A few weeks ago I participated in my first ever machine learning competition. It was a contest initiated by Honeywell, hosted on CrowdAnalytix. A data driven approach was used to predict fuel consumption in aircrafts during different phases of flight (taxi, take-off, climb, cruise, descent, roll-out) based on flight data recorder (FDR) archives. I’m happy to say I took 1st place! Below is an overview of my approach.
The objective was two-fold:
- Predict fuel flow for every second during different flight phases. The more fuel in an airplane, the heavier it is. A heavier airplane will have higher fuel consumption. So I’m assuming the predictive model can then be used to predict fuel consumption during future flights, which can help reducing the amount of fuel entered in the fuel tanks before flight.
- Use the model to extract actionable insights and provide these in a report.

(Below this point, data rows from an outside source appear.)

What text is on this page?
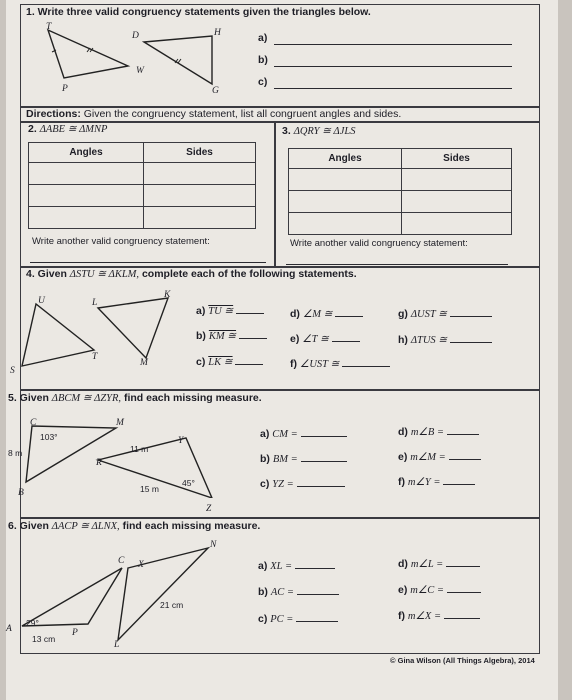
1. Write three valid congruency statements given the triangles below.
T
D	H
W
P	G
a)
b)
c)
Directions: Given the congruency statement, list all congruent angles and sides.
2. ΔABE ≅ ΔMNP
Angles	Sides

Write another valid congruency statement:
3. ΔQRY ≅ ΔJLS
Angles	Sides

Write another valid congruency statement:
4. Given ΔSTU ≅ ΔKLM, complete each of the following statements.
U	L
K
T
M
S
a) TU ≅
b) KM ≅
c) LK ≅
d) ∠M ≅
e) ∠T ≅
f) ∠UST ≅
g) ΔUST ≅
h) ΔTUS ≅
5. Given ΔBCM ≅ ΔZYR, find each missing measure.
C	M
B
R
Y
Z
103°
8 m	11 m
15 m
45°
a) CM =
b) BM =
c) YZ =
d) m∠B =
e) m∠M =
f) m∠Y =
6. Given ΔACP ≅ ΔLNX, find each missing measure.
C X
N
A	P
L
29°
13 cm
21 cm
a) XL =
b) AC =
c) PC =
d) m∠L =
e) m∠C =
f) m∠X =
© Gina Wilson (All Things Algebra), 2014
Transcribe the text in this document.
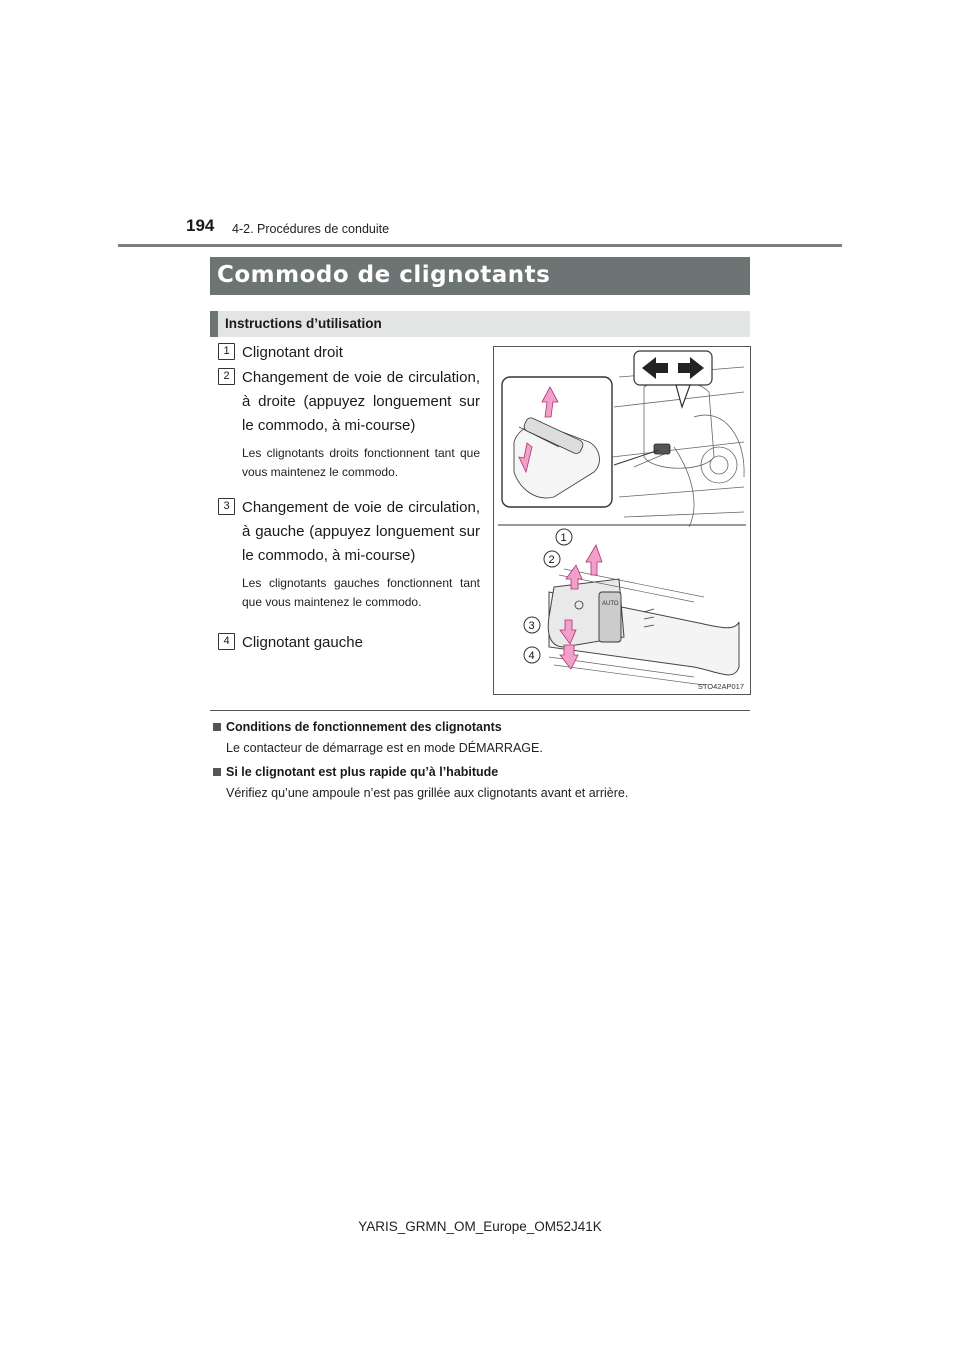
194 4-2. Procédures de conduite
Commodo de clignotants
Instructions d’utilisation
1 Clignotant droit
2 Changement de voie de circulation, à droite (appuyez longuement sur le commodo, à mi-course)
Les clignotants droits fonctionnent tant que vous maintenez le commodo.
3 Changement de voie de circulation, à gauche (appuyez longuement sur le commodo, à mi-course)
Les clignotants gauches fonctionnent tant que vous maintenez le commodo.
4 Clignotant gauche
AUTO
1
2
3
4
STO42AP017
Conditions de fonctionnement des clignotants
Le contacteur de démarrage est en mode DÉMARRAGE.
Si le clignotant est plus rapide qu’à l’habitude
Vérifiez qu’une ampoule n’est pas grillée aux clignotants avant et arrière.
YARIS_GRMN_OM_Europe_OM52J41K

I first split the training data in several parts, one for each Flight Phase. I ran through below steps for each of the parts:
- First I removed unnecessary and noisy features that could negatively impact the model’s accuracy. There were a lot of features that didn’t have any, or almost no variance, so these were easily removed. Then there was also data in the training set where fire was detected. In those cases I removed the feature AND the observations (if it wasn’t too much data).
- I did quite a lot of manual feature engineering and I have no doubt this is the key to this model’s strength. In total I added about 40 new features (rough guess). Most new features were lags. Here’s just one example: I noticed that there was barely any correlation between throttle target and fuel consumption. That doesn’t make any sense, does it? The throttle of the engines SHOULD impact fuel flow. So I noticed that when I took an X seconds lag then suddenly the correlation was quite obvious! This makes sense. If the pilot changes the throttle target then it will take some time for the engines to adapt to it.

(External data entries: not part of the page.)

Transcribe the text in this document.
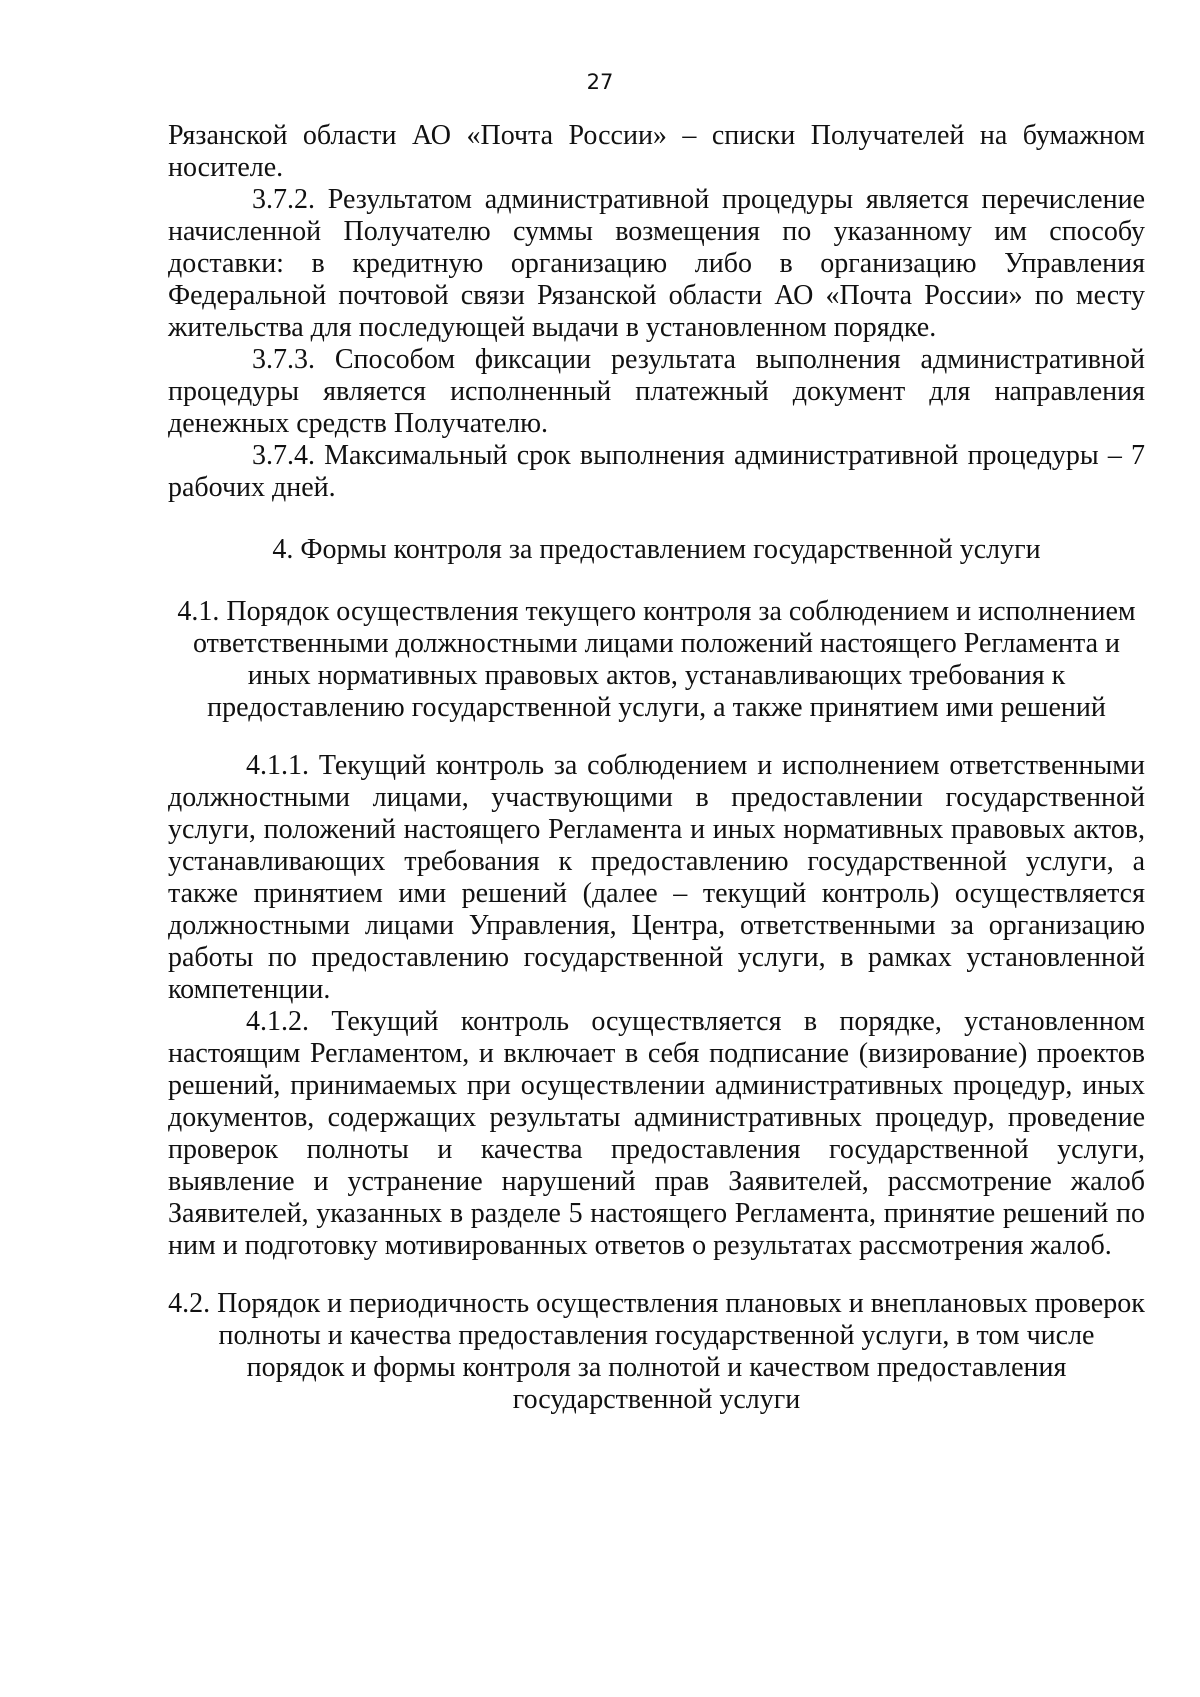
27

Рязанской области АО «Почта России» – списки Получателей на бумажном носителе.

3.7.2. Результатом административной процедуры является перечисление начисленной Получателю суммы возмещения по указанному им способу доставки: в кредитную организацию либо в организацию Управления Федеральной почтовой связи Рязанской области АО «Почта России» по месту жительства для последующей выдачи в установленном порядке.

3.7.3. Способом фиксации результата выполнения административной процедуры является исполненный платежный документ для направления денежных средств Получателю.

3.7.4. Максимальный срок выполнения административной процедуры – 7 рабочих дней.

4. Формы контроля за предоставлением государственной услуги

4.1. Порядок осуществления текущего контроля за соблюдением и исполнением ответственными должностными лицами положений настоящего Регламента и иных нормативных правовых актов, устанавливающих требования к предоставлению государственной услуги, а также принятием ими решений

4.1.1. Текущий контроль за соблюдением и исполнением ответственными должностными лицами, участвующими в предоставлении государственной услуги, положений настоящего Регламента и иных нормативных правовых актов, устанавливающих требования к предоставлению государственной услуги, а также принятием ими решений (далее – текущий контроль) осуществляется должностными лицами Управления, Центра, ответственными за организацию работы по предоставлению государственной услуги, в рамках установленной компетенции.

4.1.2. Текущий контроль осуществляется в порядке, установленном настоящим Регламентом, и включает в себя подписание (визирование) проектов решений, принимаемых при осуществлении административных процедур, иных документов, содержащих результаты административных процедур, проведение проверок полноты и качества предоставления государственной услуги, выявление и устранение нарушений прав Заявителей, рассмотрение жалоб Заявителей, указанных в разделе 5 настоящего Регламента, принятие решений по ним и подготовку мотивированных ответов о результатах рассмотрения жалоб.

4.2. Порядок и периодичность осуществления плановых и внеплановых проверок полноты и качества предоставления государственной услуги, в том числе порядок и формы контроля за полнотой и качеством предоставления государственной услуги
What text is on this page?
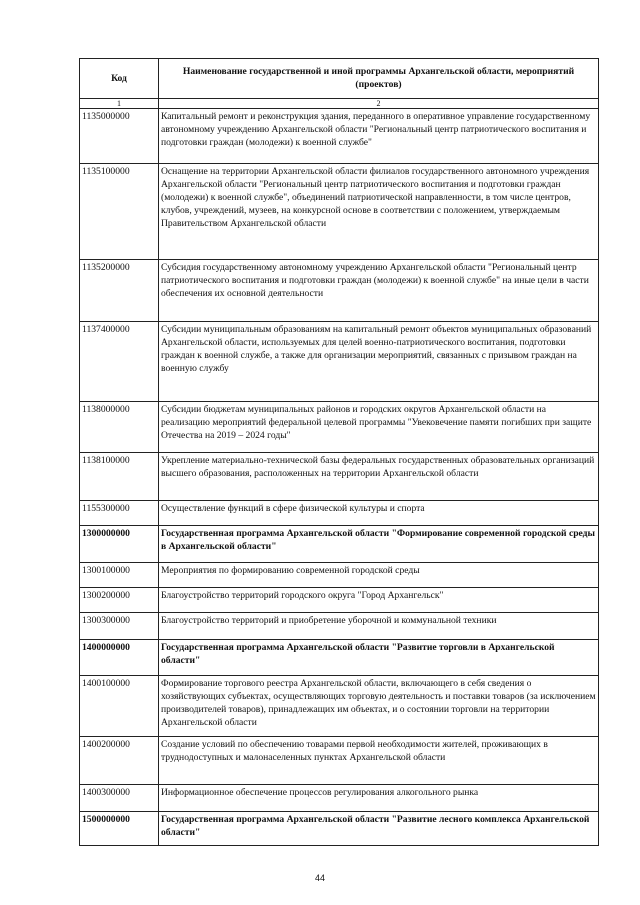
Код	Наименование государственной и иной программы Архангельской области, мероприятий (проектов)
1	2
1135000000	Капитальный ремонт и реконструкция здания, переданного в оперативное управление государственному автономному учреждению Архангельской области "Региональный центр патриотического воспитания и подготовки граждан (молодежи) к военной службе"
1135100000	Оснащение на территории Архангельской области филиалов государственного автономного учреждения Архангельской области "Региональный центр патриотического воспитания и подготовки граждан (молодежи) к военной службе", объединений патриотической направленности, в том числе центров, клубов, учреждений, музеев, на конкурсной основе в соответствии с положением, утверждаемым Правительством Архангельской области
1135200000	Субсидия государственному автономному учреждению Архангельской области "Региональный центр патриотического воспитания и подготовки граждан (молодежи) к военной службе" на иные цели в части обеспечения их основной деятельности
1137400000	Субсидии муниципальным образованиям на капитальный ремонт объектов муниципальных образований Архангельской области, используемых для целей военно-патриотического воспитания, подготовки граждан к военной службе, а также для организации мероприятий, связанных с призывом граждан на военную службу
1138000000	Субсидии бюджетам муниципальных районов и городских округов Архангельской области на реализацию мероприятий федеральной целевой программы "Увековечение памяти погибших при защите Отечества на 2019 – 2024 годы"
1138100000	Укрепление материально-технической базы федеральных государственных образовательных организаций высшего образования, расположенных на территории Архангельской области
1155300000	Осуществление функций в сфере физической культуры и спорта
1300000000	Государственная программа Архангельской области "Формирование современной городской среды в Архангельской области"
1300100000	Мероприятия по формированию современной городской среды
1300200000	Благоустройство территорий городского округа "Город Архангельск"
1300300000	Благоустройство территорий и приобретение уборочной и коммунальной техники
1400000000	Государственная программа Архангельской области "Развитие торговли в Архангельской области"
1400100000	Формирование торгового реестра Архангельской области, включающего в себя сведения о хозяйствующих субъектах, осуществляющих торговую деятельность и поставки товаров (за исключением производителей товаров), принадлежащих им объектах, и о состоянии торговли на территории Архангельской области
1400200000	Создание условий по обеспечению товарами первой необходимости жителей, проживающих в труднодоступных и малонаселенных пунктах Архангельской области
1400300000	Информационное обеспечение процессов регулирования алкогольного рынка
1500000000	Государственная программа Архангельской области "Развитие лесного комплекса Архангельской области"
44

- I used XGBoost to train the model. I simply used the standard settings for training, because unfortunately I ran out of time to tune the hyperparameters. No doubt some tuning could make it predict even better. Time was really an issue for me: I wasn’t able to train my latest and best model on all data (notably my final submission for the cruising phase was based on an older model).
Personally I was really missing an ‘actual engine throttle’ feature. I think this extra feature could make a big contribution to an even better predictive model. However, perhaps predicting would be way too easy with this feature, so I’m thinking maybe Honeywell decided to remove this parameter from their dataset in order to let participants actively search for other, less visible relationships.